Many students, including myself, are unaware how important statistics can be to the research process in Psychology. In this report, I will discuss the method used to perform researches as well as the forms of data used through statistic in Psychology. This will include the advantages and disadvantages of each form used. Introduction Many studying Psychology might be shocked that statistics is a requirement. It is vital to understand statistics and how it relates when performing research. Many methods have been developed when researching a subject, most commonly known and used is the scientific method.
The scientific method is a four-step process to ensure accuracy in the representation of the conclusion. Many forms of data are incorporated to prove or disprove a theory or hypothesis. These data are then classified as primary data or secondary data. Statistics is a vital form of data that can be used when forming your conclusion and it forms as mathematical proof. The Scientific Method To better understand the Scientific Method we must first understand that this method was developed to minimize the influence of bias materials and thoughts within the experimenter when testing their own or others theories and hypothesis. (Appendix E, year unknown)
Using the scientific method, we are able to collect reliable and valuable data. Statistics are the tools for researcher to collect additional data to better statistics as a whole. (Conolley, 2012) This method has been broken down to four basic steps to ensure the research is constructed accurately and remain reliable. (Appendix E, year unknown) First step is to observe the happenings as well as describe what is being observed. This step begins the research method and leaves the experimenter with questions and thoughts on how to lead the experiment because they can etter understand the subject. Secondly, the experimenter will formulate their thoughts and create their hypothesis to explain their views on the happenings. Throughout the experiment they will be trying to focus on their hypothesis to either prove or disprove their feelings on the happenings.
In the third step, their hypothesis is applied to the thoughts of the happenings and a prediction of a possible conclusion is made. This helps focus the study on a particular outcome. Lastly, the hypothesis is put to the test and experiments are performed. Appendix E, year unknown) It is vital to not only come to a conclusion but also to document your research. The results of your research need to interpret to form your conclusion. This will lead to the decision of whether your hypothesis is supported or disproved. (Conolley, 2012) Once a conclusion is made based on the experiments, proof of the hypothesis being correct will lead to being considered a theory or law of nature. If a conclusion disproves the hypothesis then it will be rejected or modified to continue research. (Appendix E, year unknown)

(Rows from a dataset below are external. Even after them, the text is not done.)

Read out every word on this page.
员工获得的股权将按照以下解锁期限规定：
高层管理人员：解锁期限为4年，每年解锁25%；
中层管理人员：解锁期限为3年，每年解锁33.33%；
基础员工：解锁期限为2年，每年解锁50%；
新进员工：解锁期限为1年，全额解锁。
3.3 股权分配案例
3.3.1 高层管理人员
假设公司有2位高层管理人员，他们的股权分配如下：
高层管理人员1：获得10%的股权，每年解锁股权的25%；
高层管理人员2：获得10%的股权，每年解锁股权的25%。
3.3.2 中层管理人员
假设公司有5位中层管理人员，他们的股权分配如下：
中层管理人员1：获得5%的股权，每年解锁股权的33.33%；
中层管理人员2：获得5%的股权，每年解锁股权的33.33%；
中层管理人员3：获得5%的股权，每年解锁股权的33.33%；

Forms of Data Introduced Data that is used throughout research is classified as either primary data or secondary data. Both sets of data have positives and negatives. Classification is important to ensure credibility and reliability of the sources. It is often recommended to use both forms of data. When deciding on data source, time efficient, cost, and practicability are important factors to consider. (Hossain, 2012) Primary Data Primary data is collected directly from the source and I considered first hand information. This form of data focuses on the purpose of the study.
Forms of primary data include surveys, direct observations, logs, and interviews. Most widely used in Psychology are surveys. Unfortunately, surveys relay on the honesty of the subjects and skills of the surveyors. Some advantages are having control over the collection of data in which the researcher can choice the process of collecting data. Also, Primary data focuses on the specific objective of the study at hand, it hold high accuracy level, additional carefulness is not required, and it represents the scenario as properly as possible.
In some cases, primary data is the only form of data available. On the other hand, primary data requires additional time so time management is vital. Also, a large amount of resources are required, a high amount of labor is also required, and often collecting primary data can be cumbersome requiring some amount of skills. Primary data is a good source due to its reliability, focus, and significant amount of control of information. (Hossain, 2012) Secondary Data Secondary data is collected from various sources and not collected directly from the researcher.
Some examples of secondary data are books, magazines, websites, journals, and government publications. It is important to consider that since this data is collected from other sources that the focus may be swayed and may fail to meet all objectives in the current study. Secondary data is helpful due to the fewer resources required as well as being more time efficient. Having many resources also provide reliability and assist in comparing and understanding the data. It is more difficult to ensure the accuracy of the data collected as well as difficult to find information related to the current study.
Additional carefulness is required to ensure the characteristics match the current study. (Hossain, 2012) Conclusion Each research should have a basis on how the process is performed to ensure that the conclusion and information learned is accurate and appropriate. The scientific method does give a structural form to research which assist in the performance and reliability of how research is conducted. Data that is collected can be first hand or from other studies which is classified into primary and secondary data. Both forms of data are recommended to ensure accuracy of the conclusion.